The International Monetary Fund declared on Tuesday that the “global upswing” in economic activity was strengthening, as it projected global growth would be slightly higher this year than previously forecast.
In its latest World Economic Outlook, the international organization projected that the global economy would grow 3.6% for 2017 and 3.7% in 2018. Both predictions are 0.1 percentage point above previous forecasts, and compare favorably with 2016’s 3.2% global growth rate.
Despite the positive global outlook, IMF analysts kept near-term growth projections for the United States this year and the next modest.
The IMF predicts the United States will achieve 2.2% growth this year, compared with 1.5% in 2016, and 2.3% in 2018, both well below the targets set by the Trump White House.
The IMF also took a tempered view of growth in the United Kingdom, projecting 1.7% growth this year and 1.5% in 2018, largely due to the impacts of Brexit.

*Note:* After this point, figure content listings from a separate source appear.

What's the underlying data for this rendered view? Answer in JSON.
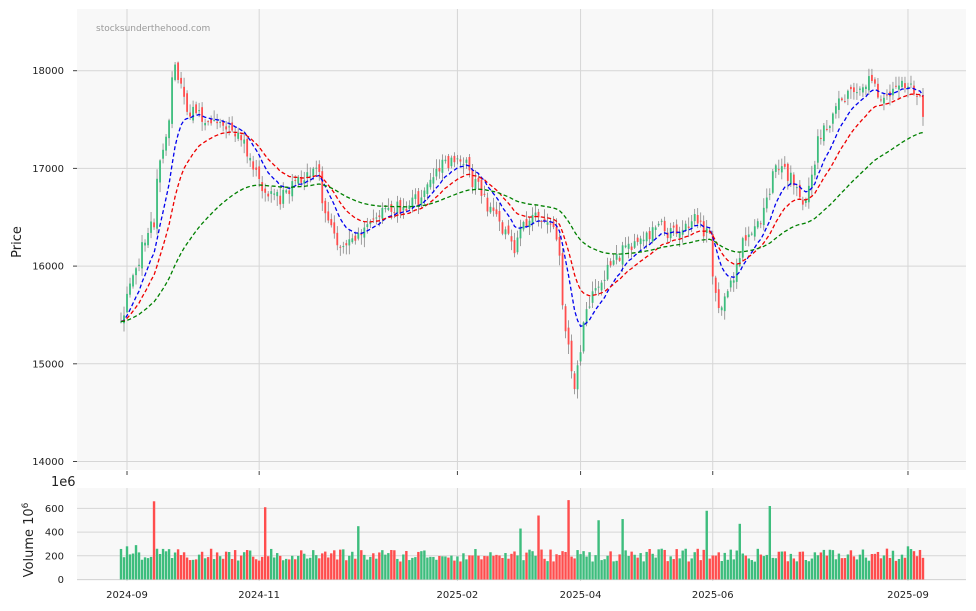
{
  "watermark": "stocksunderthehood.com",
  "colors": {
    "up": "#3dbd7d",
    "down": "#ff4d4d",
    "ma_short": "#0000ee",
    "ma_mid": "#ee0000",
    "ma_long": "#008000",
    "panel": "#f8f8f8",
    "grid": "#d6d6d6"
  },
  "chart_data": [
    {
      "type": "candlestick",
      "ylabel": "Price",
      "ylim": [
        13950,
        18600
      ],
      "yticks": [
        "14000",
        "15000",
        "16000",
        "17000",
        "18000"
      ],
      "xticks": [
        "2024-09",
        "2024-11",
        "2025-02",
        "2025-04",
        "2025-06",
        "2025-09"
      ],
      "grid": true,
      "anchors": {
        "dates": [
          "2024-08-29",
          "2024-09-01",
          "2024-09-08",
          "2024-09-14",
          "2024-09-18",
          "2024-09-24",
          "2024-09-30",
          "2024-10-08",
          "2024-10-16",
          "2024-10-25",
          "2024-11-04",
          "2024-11-12",
          "2024-11-20",
          "2024-11-28",
          "2024-12-06",
          "2024-12-14",
          "2024-12-22",
          "2024-12-30",
          "2025-01-08",
          "2025-01-16",
          "2025-01-25",
          "2025-02-04",
          "2025-02-12",
          "2025-02-20",
          "2025-02-28",
          "2025-03-08",
          "2025-03-15",
          "2025-03-20",
          "2025-03-25",
          "2025-03-29",
          "2025-04-03",
          "2025-04-08",
          "2025-04-15",
          "2025-04-22",
          "2025-04-30",
          "2025-05-08",
          "2025-05-16",
          "2025-05-24",
          "2025-05-30",
          "2025-06-04",
          "2025-06-09",
          "2025-06-16",
          "2025-06-24",
          "2025-07-01",
          "2025-07-08",
          "2025-07-14",
          "2025-07-21",
          "2025-07-28",
          "2025-08-04",
          "2025-08-12",
          "2025-08-20",
          "2025-08-28",
          "2025-09-03",
          "2025-09-08"
        ],
        "close": [
          15500,
          15600,
          16200,
          16500,
          17200,
          18000,
          17600,
          17500,
          17400,
          17300,
          16800,
          16700,
          16900,
          17000,
          16300,
          16200,
          16400,
          16600,
          16600,
          16700,
          17000,
          17100,
          16800,
          16500,
          16200,
          16500,
          16500,
          16300,
          15400,
          14500,
          15600,
          15800,
          16000,
          16200,
          16300,
          16400,
          16300,
          16500,
          16300,
          15600,
          15700,
          16300,
          16500,
          17000,
          16900,
          16600,
          17300,
          17600,
          17800,
          17900,
          17700,
          17900,
          17800,
          17500
        ]
      },
      "moving_averages": [
        {
          "color": "blue",
          "style": "dashed"
        },
        {
          "color": "red",
          "style": "dashed"
        },
        {
          "color": "green",
          "style": "dashed"
        }
      ]
    },
    {
      "type": "bar",
      "ylabel": "Volume  10",
      "ylabel_exponent": "6",
      "offset_label": "1e6",
      "ylim": [
        0,
        740
      ],
      "yticks": [
        "0",
        "200",
        "400",
        "600"
      ],
      "xticks": [
        "2024-09",
        "2024-11",
        "2025-02",
        "2025-04",
        "2025-06",
        "2025-09"
      ],
      "grid": true,
      "base_volume": 200,
      "spikes": [
        {
          "date": "2024-09-02",
          "value": 280
        },
        {
          "date": "2024-09-05",
          "value": 290
        },
        {
          "date": "2024-09-13",
          "value": 660
        },
        {
          "date": "2024-11-05",
          "value": 610
        },
        {
          "date": "2024-12-18",
          "value": 450
        },
        {
          "date": "2025-03-04",
          "value": 430
        },
        {
          "date": "2025-03-12",
          "value": 540
        },
        {
          "date": "2025-03-26",
          "value": 670
        },
        {
          "date": "2025-04-09",
          "value": 500
        },
        {
          "date": "2025-04-21",
          "value": 510
        },
        {
          "date": "2025-05-29",
          "value": 580
        },
        {
          "date": "2025-06-13",
          "value": 470
        },
        {
          "date": "2025-06-27",
          "value": 620
        },
        {
          "date": "2025-09-01",
          "value": 280
        }
      ]
    }
  ]
}
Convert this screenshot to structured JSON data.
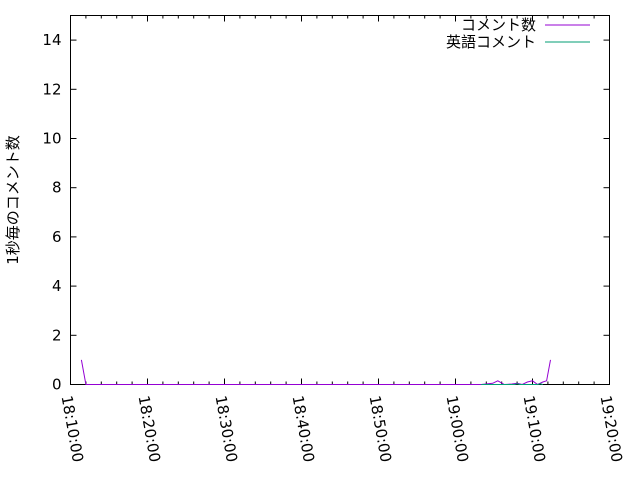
{
  "chart_data": {
    "type": "line",
    "title": "",
    "xlabel": "",
    "ylabel": "1秒毎のコメント数",
    "xlim": [
      "18:10:00",
      "19:20:00"
    ],
    "ylim": [
      0,
      15
    ],
    "xticks": [
      "18:10:00",
      "18:20:00",
      "18:30:00",
      "18:40:00",
      "18:50:00",
      "19:00:00",
      "19:10:00",
      "19:20:00"
    ],
    "yticks": [
      0,
      2,
      4,
      6,
      8,
      10,
      12,
      14
    ],
    "grid": false,
    "legend_position": "top-right",
    "series": [
      {
        "name": "コメント数",
        "color": "#9400d3",
        "points": [
          [
            "18:11:25",
            1
          ],
          [
            "18:12:00",
            0
          ],
          [
            "19:03:20",
            0
          ],
          [
            "19:04:50",
            0.05
          ],
          [
            "19:05:30",
            0.15
          ],
          [
            "19:06:20",
            0
          ],
          [
            "19:07:20",
            0.02
          ],
          [
            "19:08:00",
            0.05
          ],
          [
            "19:08:40",
            0
          ],
          [
            "19:09:20",
            0.1
          ],
          [
            "19:10:00",
            0.15
          ],
          [
            "19:10:40",
            0
          ],
          [
            "19:11:20",
            0.1
          ],
          [
            "19:11:50",
            0.15
          ],
          [
            "19:12:20",
            1
          ]
        ]
      },
      {
        "name": "英語コメント",
        "color": "#009e73",
        "points": [
          [
            "19:03:20",
            0
          ],
          [
            "19:07:40",
            0
          ],
          [
            "19:08:00",
            0.03
          ],
          [
            "19:08:20",
            0
          ],
          [
            "19:10:40",
            0
          ],
          [
            "19:11:00",
            0.03
          ],
          [
            "19:11:20",
            0
          ]
        ]
      }
    ]
  }
}
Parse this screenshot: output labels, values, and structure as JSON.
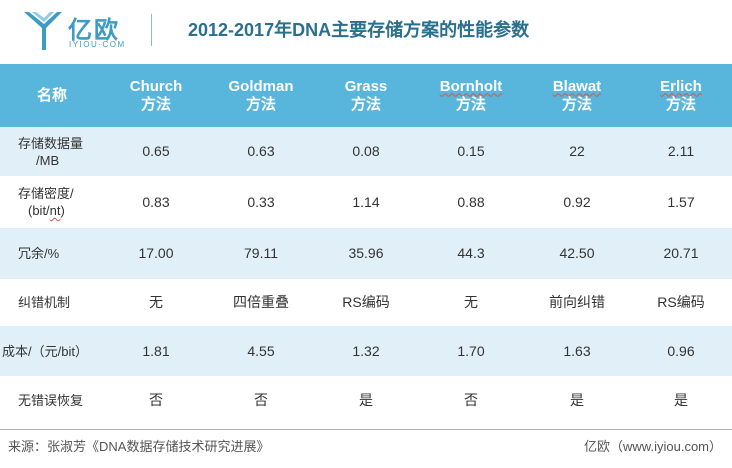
{
  "header": {
    "logo_text": "亿欧",
    "logo_subtext": "IYIOU·COM",
    "title": "2012-2017年DNA主要存储方案的性能参数"
  },
  "table": {
    "columns": [
      {
        "line1": "名称",
        "line2": ""
      },
      {
        "line1": "Church",
        "line2": "方法"
      },
      {
        "line1": "Goldman",
        "line2": "方法"
      },
      {
        "line1": "Grass",
        "line2": "方法"
      },
      {
        "line1": "Bornholt",
        "line2": "方法"
      },
      {
        "line1": "Blawat",
        "line2": "方法"
      },
      {
        "line1": "Erlich",
        "line2": "方法"
      }
    ],
    "rows": [
      {
        "label_line1": "存储数据量",
        "label_line2": "/MB",
        "values": [
          "0.65",
          "0.63",
          "0.08",
          "0.15",
          "22",
          "2.11"
        ]
      },
      {
        "label_line1": "存储密度/",
        "label_line2": "(bit/nt)",
        "values": [
          "0.83",
          "0.33",
          "1.14",
          "0.88",
          "0.92",
          "1.57"
        ]
      },
      {
        "label_line1": "冗余/%",
        "label_line2": "",
        "values": [
          "17.00",
          "79.11",
          "35.96",
          "44.3",
          "42.50",
          "20.71"
        ]
      },
      {
        "label_line1": "纠错机制",
        "label_line2": "",
        "values": [
          "无",
          "四倍重叠",
          "RS编码",
          "无",
          "前向纠错",
          "RS编码"
        ]
      },
      {
        "label_line1": "成本/（元/bit）",
        "label_line2": "",
        "values": [
          "1.81",
          "4.55",
          "1.32",
          "1.70",
          "1.63",
          "0.96"
        ]
      },
      {
        "label_line1": "无错误恢复",
        "label_line2": "",
        "values": [
          "否",
          "否",
          "是",
          "否",
          "是",
          "是"
        ]
      }
    ]
  },
  "footer": {
    "source": "来源：张淑芳《DNA数据存储技术研究进展》",
    "credit": "亿欧（www.iyiou.com）"
  },
  "colors": {
    "header_row": "#58b6dc",
    "tint_row": "#e1f0f8",
    "title": "#2a6f8d",
    "logo": "#3e9bc4"
  }
}
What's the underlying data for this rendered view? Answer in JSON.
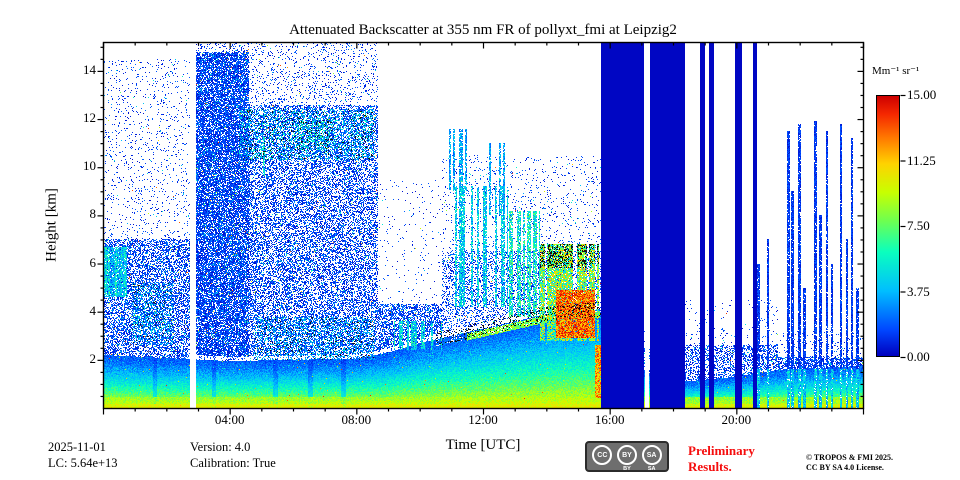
{
  "title": "Attenuated Backscatter at 355 nm FR of pollyxt_fmi at Leipzig2",
  "axes": {
    "x": {
      "label": "Time [UTC]",
      "range_hours": [
        0,
        24
      ],
      "minor_step_hours": 1,
      "major_ticks": [
        {
          "value": 4,
          "label": "04:00"
        },
        {
          "value": 8,
          "label": "08:00"
        },
        {
          "value": 12,
          "label": "12:00"
        },
        {
          "value": 16,
          "label": "16:00"
        },
        {
          "value": 20,
          "label": "20:00"
        }
      ]
    },
    "y": {
      "label": "Height [km]",
      "range_km": [
        0,
        15.2
      ],
      "minor_step_km": 0.5,
      "major_ticks": [
        {
          "value": 2,
          "label": "2"
        },
        {
          "value": 4,
          "label": "4"
        },
        {
          "value": 6,
          "label": "6"
        },
        {
          "value": 8,
          "label": "8"
        },
        {
          "value": 10,
          "label": "10"
        },
        {
          "value": 12,
          "label": "12"
        },
        {
          "value": 14,
          "label": "14"
        }
      ]
    }
  },
  "colorbar": {
    "label": "Mm⁻¹ sr⁻¹",
    "range": [
      0,
      15
    ],
    "ticks": [
      {
        "value": 15,
        "label": "15.00"
      },
      {
        "value": 11.25,
        "label": "11.25"
      },
      {
        "value": 7.5,
        "label": "7.50"
      },
      {
        "value": 3.75,
        "label": "3.75"
      },
      {
        "value": 0,
        "label": "0.00"
      }
    ]
  },
  "footer": {
    "date": "2025-11-01",
    "lc": "LC: 5.64e+13",
    "version": "Version: 4.0",
    "calibration": "Calibration: True",
    "badge_cc": "CC",
    "badge_by": "BY",
    "badge_sa": "SA",
    "preliminary_line1": "Preliminary",
    "preliminary_line2": "Results.",
    "preliminary_color": "#f50d0d",
    "copyright_line1": "© TROPOS & FMI 2025.",
    "copyright_line2": "CC BY SA 4.0 License."
  },
  "chart_data": {
    "type": "heatmap",
    "title": "Attenuated Backscatter at 355 nm FR of pollyxt_fmi at Leipzig2",
    "xlabel": "Time [UTC]",
    "ylabel": "Height [km]",
    "value_label": "Attenuated backscatter [Mm⁻¹ sr⁻¹]",
    "x_range_hours": [
      0,
      24
    ],
    "y_range_km": [
      0,
      15.2
    ],
    "value_range": [
      0,
      15
    ],
    "colormap": "jet",
    "colormap_stops": [
      [
        0.0,
        [
          0,
          0,
          190
        ]
      ],
      [
        0.1,
        [
          0,
          70,
          255
        ]
      ],
      [
        0.25,
        [
          0,
          190,
          255
        ]
      ],
      [
        0.4,
        [
          10,
          255,
          190
        ]
      ],
      [
        0.52,
        [
          110,
          255,
          80
        ]
      ],
      [
        0.63,
        [
          200,
          255,
          0
        ]
      ],
      [
        0.74,
        [
          255,
          210,
          0
        ]
      ],
      [
        0.84,
        [
          255,
          120,
          0
        ]
      ],
      [
        0.93,
        [
          245,
          40,
          0
        ]
      ],
      [
        1.0,
        [
          205,
          0,
          0
        ]
      ]
    ],
    "boundary_layer_top_km": [
      [
        0,
        2.2
      ],
      [
        4,
        1.95
      ],
      [
        8,
        2.05
      ],
      [
        9,
        2.3
      ],
      [
        10,
        2.7
      ],
      [
        12,
        3.3
      ],
      [
        14,
        3.9
      ],
      [
        15.7,
        4.1
      ],
      [
        16.2,
        2.4
      ],
      [
        17.3,
        1.4
      ],
      [
        18.4,
        1.1
      ],
      [
        20,
        1.3
      ],
      [
        21.5,
        1.6
      ],
      [
        24,
        1.75
      ]
    ],
    "noise_segments": [
      [
        0,
        2.75,
        7.0,
        0.5,
        14.5,
        0.07
      ],
      [
        2.95,
        4.6,
        14.8,
        0.72,
        15.2,
        0.2
      ],
      [
        4.6,
        8.7,
        12.6,
        0.4,
        15.2,
        0.12
      ],
      [
        8.7,
        10.7,
        4.3,
        0.55,
        9.5,
        0.03
      ],
      [
        10.7,
        15.72,
        6.5,
        0.25,
        10.5,
        0.06
      ],
      [
        17.1,
        17.27,
        2.5,
        0.4,
        5.0,
        0.05
      ],
      [
        18.38,
        21.3,
        2.6,
        0.4,
        4.5,
        0.04
      ],
      [
        21.3,
        24,
        2.1,
        0.55,
        3.2,
        0.05
      ]
    ],
    "clouds": [
      {
        "t": [
          0.0,
          0.75
        ],
        "h": [
          4.6,
          6.7
        ],
        "vmax": 6,
        "style": "solid"
      },
      {
        "t": [
          0.9,
          2.2
        ],
        "h": [
          2.6,
          5.2
        ],
        "vmax": 4,
        "style": "speckle"
      },
      {
        "t": [
          4.55,
          5.25
        ],
        "h": [
          9.6,
          11.3
        ],
        "vmax": 7,
        "style": "streaks"
      },
      {
        "t": [
          4.3,
          8.6
        ],
        "h": [
          10.3,
          12.4
        ],
        "vmax": 4.5,
        "style": "speckle"
      },
      {
        "t": [
          6.2,
          7.15
        ],
        "h": [
          10.7,
          11.9
        ],
        "vmax": 6,
        "style": "speckle"
      },
      {
        "t": [
          4.8,
          8.6
        ],
        "h": [
          2.0,
          3.8
        ],
        "vmax": 3.5,
        "style": "speckle"
      },
      {
        "t": [
          9.2,
          10.7
        ],
        "h": [
          2.4,
          3.6
        ],
        "vmax": 7,
        "style": "streaks"
      },
      {
        "t": [
          10.9,
          11.5
        ],
        "h": [
          9.0,
          11.6
        ],
        "vmax": 5,
        "style": "streaks"
      },
      {
        "t": [
          11.1,
          12.8
        ],
        "h": [
          4.2,
          9.2
        ],
        "vmax": 6.5,
        "style": "streaks"
      },
      {
        "t": [
          12.2,
          12.7
        ],
        "h": [
          8.0,
          11.0
        ],
        "vmax": 5,
        "style": "streaks"
      },
      {
        "t": [
          12.8,
          13.8
        ],
        "h": [
          3.8,
          8.2
        ],
        "vmax": 8,
        "style": "streaks"
      },
      {
        "t": [
          13.8,
          15.7
        ],
        "h": [
          2.8,
          6.8
        ],
        "vmax": 12,
        "style": "convective"
      },
      {
        "t": [
          14.3,
          15.55
        ],
        "h": [
          2.9,
          4.9
        ],
        "vmax": 15,
        "style": "solid-red"
      },
      {
        "t": [
          15.55,
          15.72
        ],
        "h": [
          0.4,
          2.6
        ],
        "vmax": 14,
        "style": "solid-red"
      }
    ],
    "white_gaps": [
      [
        2.75,
        2.95
      ],
      [
        17.12,
        17.25
      ]
    ],
    "blue_gap_bars": [
      [
        15.72,
        17.1
      ],
      [
        17.27,
        18.38
      ],
      [
        18.85,
        19.02
      ],
      [
        19.15,
        19.3
      ],
      [
        19.95,
        20.18
      ],
      [
        20.52,
        20.66
      ]
    ],
    "dim_streaks": [
      1.65,
      3.5,
      5.45,
      6.55,
      7.6
    ],
    "evening_spikes": [
      [
        20.7,
        6
      ],
      [
        21.0,
        7
      ],
      [
        21.65,
        11.5
      ],
      [
        21.78,
        9
      ],
      [
        22.0,
        11.8
      ],
      [
        22.16,
        5
      ],
      [
        22.5,
        11.9
      ],
      [
        22.66,
        8
      ],
      [
        22.86,
        11.5
      ],
      [
        23.02,
        6
      ],
      [
        23.3,
        11.8
      ],
      [
        23.5,
        7
      ],
      [
        23.66,
        11.2
      ],
      [
        23.82,
        5
      ]
    ]
  }
}
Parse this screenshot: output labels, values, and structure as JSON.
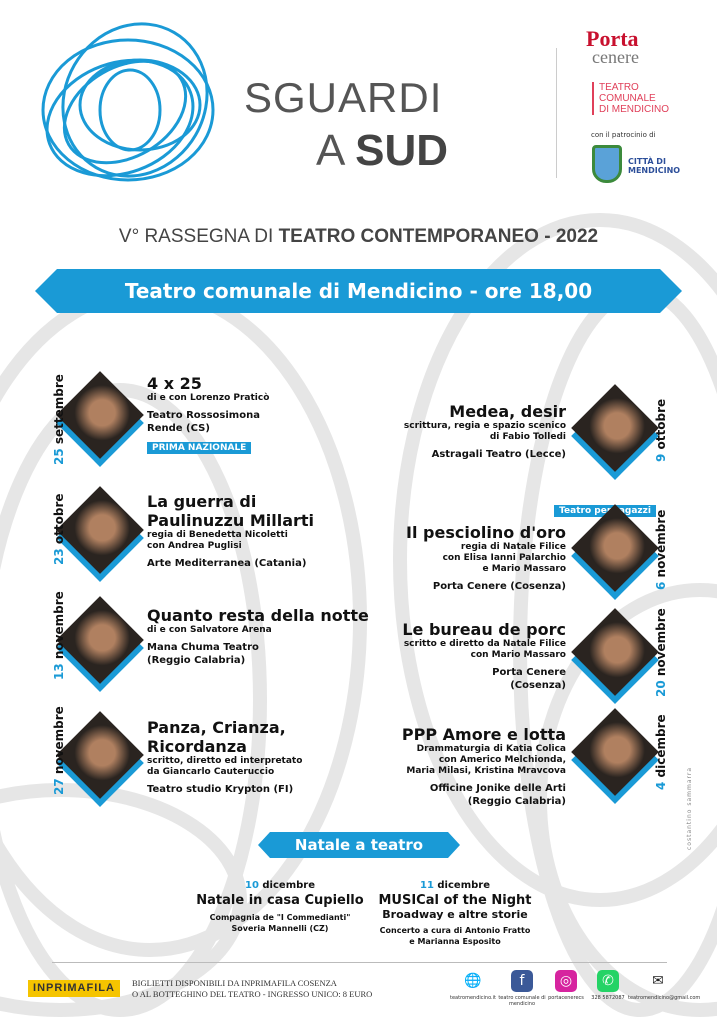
{
  "header": {
    "title_line1": "SGUARDI",
    "title_line2_a": "A ",
    "title_line2_b": "SUD",
    "subtitle_a": "V° RASSEGNA DI ",
    "subtitle_b": "TEATRO CONTEMPORANEO - 2022"
  },
  "logos": {
    "porta_a": "Porta",
    "porta_b": "cenere",
    "teatro": [
      "TEATRO",
      "COMUNALE",
      "DI MENDICINO"
    ],
    "patrocinio": "con il patrocinio di",
    "citta": [
      "CITTÀ DI",
      "MENDICINO"
    ]
  },
  "banner": "Teatro comunale di Mendicino - ore 18,00",
  "accent": "#1a9ad6",
  "events": [
    {
      "day": "25",
      "month": "settembre",
      "title": [
        "4 x 25"
      ],
      "credits": [
        "di e con Lorenzo Praticò"
      ],
      "company": [
        "Teatro Rossosimona",
        "Rende (CS)"
      ],
      "badge": "PRIMA NAZIONALE"
    },
    {
      "day": "9",
      "month": "ottobre",
      "title": [
        "Medea, desir"
      ],
      "credits": [
        "scrittura, regia e spazio scenico",
        "di Fabio Tolledi"
      ],
      "company": [
        "Astragali Teatro (Lecce)"
      ]
    },
    {
      "day": "23",
      "month": "ottobre",
      "title": [
        "La guerra di",
        "Paulinuzzu Millarti"
      ],
      "credits": [
        "regia di Benedetta Nicoletti",
        "con Andrea Puglisi"
      ],
      "company": [
        "Arte Mediterranea (Catania)"
      ]
    },
    {
      "day": "6",
      "month": "novembre",
      "title": [
        "Il pesciolino d'oro"
      ],
      "credits": [
        "regia di Natale Filice",
        "con Elisa Ianni Palarchio",
        "e Mario Massaro"
      ],
      "company": [
        "Porta Cenere (Cosenza)"
      ],
      "badge": "Teatro per ragazzi"
    },
    {
      "day": "13",
      "month": "novembre",
      "title": [
        "Quanto resta della notte"
      ],
      "credits": [
        "di e con Salvatore Arena"
      ],
      "company": [
        "Mana Chuma Teatro",
        "(Reggio Calabria)"
      ]
    },
    {
      "day": "20",
      "month": "novembre",
      "title": [
        "Le bureau de porc"
      ],
      "credits": [
        "scritto e diretto da Natale Filice",
        "con Mario Massaro"
      ],
      "company": [
        "Porta Cenere",
        "(Cosenza)"
      ]
    },
    {
      "day": "27",
      "month": "novembre",
      "title": [
        "Panza, Crianza,",
        "Ricordanza"
      ],
      "credits": [
        "scritto, diretto ed interpretato",
        "da Giancarlo Cauteruccio"
      ],
      "company": [
        "Teatro studio Krypton (FI)"
      ]
    },
    {
      "day": "4",
      "month": "dicembre",
      "title": [
        "PPP Amore e lotta"
      ],
      "credits": [
        "Drammaturgia di Katia Colica",
        "con Americo Melchionda,",
        "Maria Milasi, Kristina Mravcova"
      ],
      "company": [
        "Officine Jonike delle Arti",
        "(Reggio Calabria)"
      ]
    }
  ],
  "natale": {
    "banner": "Natale a teatro",
    "shows": [
      {
        "day": "10",
        "month": " dicembre",
        "title": "Natale in casa Cupiello",
        "subtitle": "",
        "lines": [
          "Compagnia de \"I Commedianti\"",
          "Soveria Mannelli (CZ)"
        ]
      },
      {
        "day": "11",
        "month": " dicembre",
        "title": "MUSICal of the Night",
        "subtitle": "Broadway e altre storie",
        "lines": [
          "Concerto a cura di Antonio Fratto",
          "e Marianna Esposito"
        ]
      }
    ]
  },
  "footer": {
    "inprimafila": "INPRIMAFILA",
    "tickets": [
      "BIGLIETTI DISPONIBILI DA INPRIMAFILA COSENZA",
      "O AL BOTTEGHINO DEL TEATRO - INGRESSO UNICO: 8 EURO"
    ],
    "social": [
      {
        "icon": "globe-icon",
        "glyph": "🌐",
        "label": "teatromendicino.it",
        "color": "#fff"
      },
      {
        "icon": "facebook-icon",
        "glyph": "f",
        "label": "teatro comunale di mendicino",
        "color": "#3b5998"
      },
      {
        "icon": "instagram-icon",
        "glyph": "◎",
        "label": "portacenerecs",
        "color": "#d6249f"
      },
      {
        "icon": "whatsapp-icon",
        "glyph": "✆",
        "label": "328 5872087",
        "color": "#25d366"
      },
      {
        "icon": "mail-icon",
        "glyph": "✉",
        "label": "teatromendicino@gmail.com",
        "color": "#fff"
      }
    ],
    "credit": "costantino sammarra"
  }
}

The IMF said that the modest outlooks for U.S. and U.K. growth would be offset by “broad-based upward revisions” in the euro area, Japan, emerging Asia, emerging Europe, and Russia.
“The current global acceleration [of economic growth] is notable because it is broad-based — more so than at any time since the start of this decade,” the IMF said in its report. “This breadth offers a global environment of opportunity for ambitious policies that will support growth and raise economic resilience in the future.”
The IMF advised government policymakers to “seize the moment,” noting that the economic recovery “is still incomplete in important respects, and the window for action the current cyclical upswing offers will not be open forever.” One reason the IMF thinks the economic recovery is incomplete is that, within countries, nominal and real wage growth has remained low.
“This wage sluggishness follows many years during which median real incomes grew much more slowly than incomes at the top, or even stagnated,” the IMF said in its report. “Drivers of growth including technological advances and trade have had uneven effects, lifting some up but leaving others behind in the face of structural transformation.”
The resulting higher income and wealth inequalities, according to the IMF, have helped fuel political disenchantment and skepticism about the gains from globalization, putting the economic recovery at risk.
Maurice Obstfeld, the IMF’s economic counsellor, said that while the growth trends were positive overall, “a closer look suggests that the global recovery may not be sustainable.” He cited the facts that “not all countries are participating” and that in many economies inflation remains below target.